The first track, “Two Years,” is slightly politically charged lyrically, a tongue-in-cheek reference to the apocalyptic predictions for December 2012 that some are still holding onto. “New Gold Standard,” the second song on the album, has a great riff and a solid hook that carries throughout most of the song. The production of this song — as of the entire album — is very precise; no feedback or distortion exists unless it’s supposed to be there.
My favorite song is probably “The Children’s Crusade,” which has a great instrumental breakdown that starts halfway through the song and continues through the end. Not sure if a Vonnegut reference was intended, as “The Children’s Crusade” was the original title to Kurt Vonnegut’s classic Slaughterhouse Five.

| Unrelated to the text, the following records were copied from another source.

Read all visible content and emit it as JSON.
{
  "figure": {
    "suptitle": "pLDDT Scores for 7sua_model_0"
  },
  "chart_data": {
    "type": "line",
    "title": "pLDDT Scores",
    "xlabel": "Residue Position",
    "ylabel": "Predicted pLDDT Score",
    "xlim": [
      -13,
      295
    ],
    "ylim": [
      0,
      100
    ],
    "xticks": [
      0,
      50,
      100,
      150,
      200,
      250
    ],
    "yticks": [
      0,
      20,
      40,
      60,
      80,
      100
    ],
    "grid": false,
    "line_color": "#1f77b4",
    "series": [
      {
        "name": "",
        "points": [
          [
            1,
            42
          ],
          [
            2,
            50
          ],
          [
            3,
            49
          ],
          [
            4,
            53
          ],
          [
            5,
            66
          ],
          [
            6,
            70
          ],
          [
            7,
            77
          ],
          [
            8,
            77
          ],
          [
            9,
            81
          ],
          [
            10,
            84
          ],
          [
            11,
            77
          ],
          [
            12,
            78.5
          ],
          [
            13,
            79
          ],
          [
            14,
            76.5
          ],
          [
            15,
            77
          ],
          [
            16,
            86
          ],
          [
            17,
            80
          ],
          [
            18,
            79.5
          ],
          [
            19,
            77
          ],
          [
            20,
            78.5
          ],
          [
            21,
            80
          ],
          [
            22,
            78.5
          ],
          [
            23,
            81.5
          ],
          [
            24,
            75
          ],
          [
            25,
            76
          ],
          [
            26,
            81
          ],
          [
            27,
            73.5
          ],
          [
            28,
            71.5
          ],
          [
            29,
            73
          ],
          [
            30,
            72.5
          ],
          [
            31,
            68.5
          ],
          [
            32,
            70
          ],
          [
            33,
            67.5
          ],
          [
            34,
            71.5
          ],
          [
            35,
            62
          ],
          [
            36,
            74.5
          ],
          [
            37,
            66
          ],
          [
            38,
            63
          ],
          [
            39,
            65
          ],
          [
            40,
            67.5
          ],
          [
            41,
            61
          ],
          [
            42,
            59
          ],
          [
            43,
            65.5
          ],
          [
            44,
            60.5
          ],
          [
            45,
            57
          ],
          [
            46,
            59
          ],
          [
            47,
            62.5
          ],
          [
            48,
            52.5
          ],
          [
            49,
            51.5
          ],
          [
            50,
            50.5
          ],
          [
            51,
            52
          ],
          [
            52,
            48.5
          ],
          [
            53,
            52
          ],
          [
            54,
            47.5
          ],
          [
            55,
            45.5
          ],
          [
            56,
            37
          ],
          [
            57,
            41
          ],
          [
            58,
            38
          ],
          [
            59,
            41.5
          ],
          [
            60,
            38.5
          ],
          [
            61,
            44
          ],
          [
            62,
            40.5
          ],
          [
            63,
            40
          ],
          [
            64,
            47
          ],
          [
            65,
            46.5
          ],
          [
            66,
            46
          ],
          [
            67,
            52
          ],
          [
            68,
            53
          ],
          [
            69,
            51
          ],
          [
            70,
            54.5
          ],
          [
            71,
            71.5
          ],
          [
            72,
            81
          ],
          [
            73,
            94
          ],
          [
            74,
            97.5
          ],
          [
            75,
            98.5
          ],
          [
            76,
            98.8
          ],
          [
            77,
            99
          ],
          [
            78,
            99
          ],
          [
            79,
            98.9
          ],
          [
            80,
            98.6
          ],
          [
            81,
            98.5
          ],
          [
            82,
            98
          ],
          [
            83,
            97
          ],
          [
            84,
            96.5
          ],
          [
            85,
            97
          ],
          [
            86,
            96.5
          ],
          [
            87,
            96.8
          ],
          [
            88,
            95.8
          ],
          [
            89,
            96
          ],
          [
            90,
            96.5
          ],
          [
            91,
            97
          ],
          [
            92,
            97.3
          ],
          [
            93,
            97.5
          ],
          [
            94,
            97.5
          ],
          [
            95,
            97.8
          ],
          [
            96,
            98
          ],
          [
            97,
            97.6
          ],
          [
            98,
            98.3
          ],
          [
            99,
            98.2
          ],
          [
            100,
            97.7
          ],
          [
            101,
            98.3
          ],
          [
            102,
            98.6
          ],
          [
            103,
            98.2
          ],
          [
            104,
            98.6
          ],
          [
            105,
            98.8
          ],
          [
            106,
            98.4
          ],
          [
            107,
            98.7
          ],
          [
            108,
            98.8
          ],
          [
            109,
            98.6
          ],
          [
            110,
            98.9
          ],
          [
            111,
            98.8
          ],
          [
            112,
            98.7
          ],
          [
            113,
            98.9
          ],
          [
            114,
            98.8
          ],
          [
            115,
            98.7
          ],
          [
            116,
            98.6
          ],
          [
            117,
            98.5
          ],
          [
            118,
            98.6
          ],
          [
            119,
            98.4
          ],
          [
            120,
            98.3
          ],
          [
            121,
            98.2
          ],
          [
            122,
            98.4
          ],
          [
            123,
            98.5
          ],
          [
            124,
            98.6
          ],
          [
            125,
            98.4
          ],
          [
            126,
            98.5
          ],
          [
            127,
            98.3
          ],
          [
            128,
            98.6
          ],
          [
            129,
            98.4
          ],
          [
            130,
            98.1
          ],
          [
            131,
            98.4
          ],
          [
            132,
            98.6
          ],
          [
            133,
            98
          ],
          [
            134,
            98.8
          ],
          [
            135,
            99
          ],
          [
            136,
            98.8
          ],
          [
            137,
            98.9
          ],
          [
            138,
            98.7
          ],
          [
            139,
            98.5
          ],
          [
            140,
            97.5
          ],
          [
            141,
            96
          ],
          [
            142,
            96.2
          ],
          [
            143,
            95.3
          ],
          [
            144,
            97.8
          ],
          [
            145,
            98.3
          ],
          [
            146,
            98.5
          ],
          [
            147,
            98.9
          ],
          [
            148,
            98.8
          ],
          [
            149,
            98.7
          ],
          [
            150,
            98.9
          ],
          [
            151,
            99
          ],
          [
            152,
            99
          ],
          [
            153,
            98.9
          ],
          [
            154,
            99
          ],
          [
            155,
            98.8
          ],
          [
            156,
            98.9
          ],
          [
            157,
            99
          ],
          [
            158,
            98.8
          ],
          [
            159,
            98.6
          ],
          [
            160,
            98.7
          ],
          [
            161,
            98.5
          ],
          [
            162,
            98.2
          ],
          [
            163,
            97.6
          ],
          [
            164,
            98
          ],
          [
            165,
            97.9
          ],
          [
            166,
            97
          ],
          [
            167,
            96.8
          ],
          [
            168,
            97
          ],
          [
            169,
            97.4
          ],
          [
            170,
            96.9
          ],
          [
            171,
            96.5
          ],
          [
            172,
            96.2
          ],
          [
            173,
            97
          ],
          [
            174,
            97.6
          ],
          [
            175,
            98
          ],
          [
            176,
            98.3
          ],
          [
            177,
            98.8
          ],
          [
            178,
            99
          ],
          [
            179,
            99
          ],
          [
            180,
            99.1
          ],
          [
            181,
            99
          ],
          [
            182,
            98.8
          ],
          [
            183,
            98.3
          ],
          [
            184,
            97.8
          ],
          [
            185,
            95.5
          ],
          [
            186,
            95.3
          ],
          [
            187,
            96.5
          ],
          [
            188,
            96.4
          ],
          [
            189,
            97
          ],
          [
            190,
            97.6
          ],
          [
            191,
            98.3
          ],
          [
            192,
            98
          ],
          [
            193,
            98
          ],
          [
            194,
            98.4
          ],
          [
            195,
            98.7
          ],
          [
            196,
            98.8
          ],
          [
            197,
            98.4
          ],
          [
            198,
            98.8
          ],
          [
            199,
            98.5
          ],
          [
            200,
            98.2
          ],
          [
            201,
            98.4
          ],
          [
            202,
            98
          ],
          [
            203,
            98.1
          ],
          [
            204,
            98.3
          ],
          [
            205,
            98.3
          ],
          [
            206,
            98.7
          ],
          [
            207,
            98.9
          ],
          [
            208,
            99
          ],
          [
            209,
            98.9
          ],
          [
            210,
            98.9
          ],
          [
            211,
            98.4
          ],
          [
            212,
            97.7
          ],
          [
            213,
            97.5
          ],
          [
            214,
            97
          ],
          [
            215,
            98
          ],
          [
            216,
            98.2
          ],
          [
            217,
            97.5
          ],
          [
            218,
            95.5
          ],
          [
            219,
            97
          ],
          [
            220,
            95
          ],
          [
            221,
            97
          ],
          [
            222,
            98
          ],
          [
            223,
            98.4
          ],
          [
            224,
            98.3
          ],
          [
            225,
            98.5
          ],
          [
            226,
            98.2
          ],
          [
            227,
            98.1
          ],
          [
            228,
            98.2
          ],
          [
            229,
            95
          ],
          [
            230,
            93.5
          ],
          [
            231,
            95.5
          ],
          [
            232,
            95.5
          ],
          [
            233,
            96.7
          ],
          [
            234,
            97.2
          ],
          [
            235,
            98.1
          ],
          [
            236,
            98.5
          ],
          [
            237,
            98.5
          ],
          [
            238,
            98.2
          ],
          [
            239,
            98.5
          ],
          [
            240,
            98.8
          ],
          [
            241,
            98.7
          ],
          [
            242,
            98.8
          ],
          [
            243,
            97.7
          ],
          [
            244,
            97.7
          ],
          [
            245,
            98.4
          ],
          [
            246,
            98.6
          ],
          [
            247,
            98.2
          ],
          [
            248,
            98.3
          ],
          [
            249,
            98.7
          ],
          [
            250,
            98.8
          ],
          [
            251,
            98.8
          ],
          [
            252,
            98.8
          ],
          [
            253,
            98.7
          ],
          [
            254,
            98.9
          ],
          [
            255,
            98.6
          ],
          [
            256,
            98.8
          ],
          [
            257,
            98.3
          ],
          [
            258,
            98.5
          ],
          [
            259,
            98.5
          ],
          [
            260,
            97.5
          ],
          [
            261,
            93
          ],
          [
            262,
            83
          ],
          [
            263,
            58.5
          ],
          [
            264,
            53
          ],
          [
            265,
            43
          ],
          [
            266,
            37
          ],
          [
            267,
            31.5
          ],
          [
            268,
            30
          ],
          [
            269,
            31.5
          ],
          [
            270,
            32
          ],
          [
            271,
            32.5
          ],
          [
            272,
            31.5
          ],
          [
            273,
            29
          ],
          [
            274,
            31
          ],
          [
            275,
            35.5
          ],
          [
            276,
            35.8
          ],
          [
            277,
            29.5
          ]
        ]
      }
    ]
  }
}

The thing that greatly delineates this album from most other punk albums is its rhythm and flow; the songs aren’t clearly separated — the instrumentation from “The Children’s Crusade” bleeds seamlessly into “The Power Won’t Be Staying on For Long” and then builds throughout that track until it all breaks down into a single guitar string into silence — then, like a scene change in a play, it is silent and “Front Line” picks right up the next part of the album.
The more fun and poppy sound comes back in “The Dilemma,” a very ‘80s-sounding song, something close to the Cure or the Smiths. “Positively Wall Street” is the most boring and least appealing song on the album, but the last three — “The Last Testament,” “Envelope Song,” and “Simple Pleasures in American” — more than make up for the lapse. At almost five minutes long, “The Last Testament” is reminiscent of Refused. “Envelope Song” is almost a minute, a distorted acoustic song that is my personal favorite of the final three tracks. It is a song that makes you reflect on your life when you listen to it, and that minute that the song is playing seems a lot longer than it should have been, and as the last echo of the guitar fades out and into “Simple Pleasures in America” the drums pick up and The Arrivals end the album on a fun note instead of the bleak, apocalyptic place that the album spends most of its time in.
Any fans of the Chicago music scene probably already know about The Arrivals, but for any fans of Refused, the Flatliners, or anyone sick of immature punk rock songs from their teenage days should check out Volatile Molotov.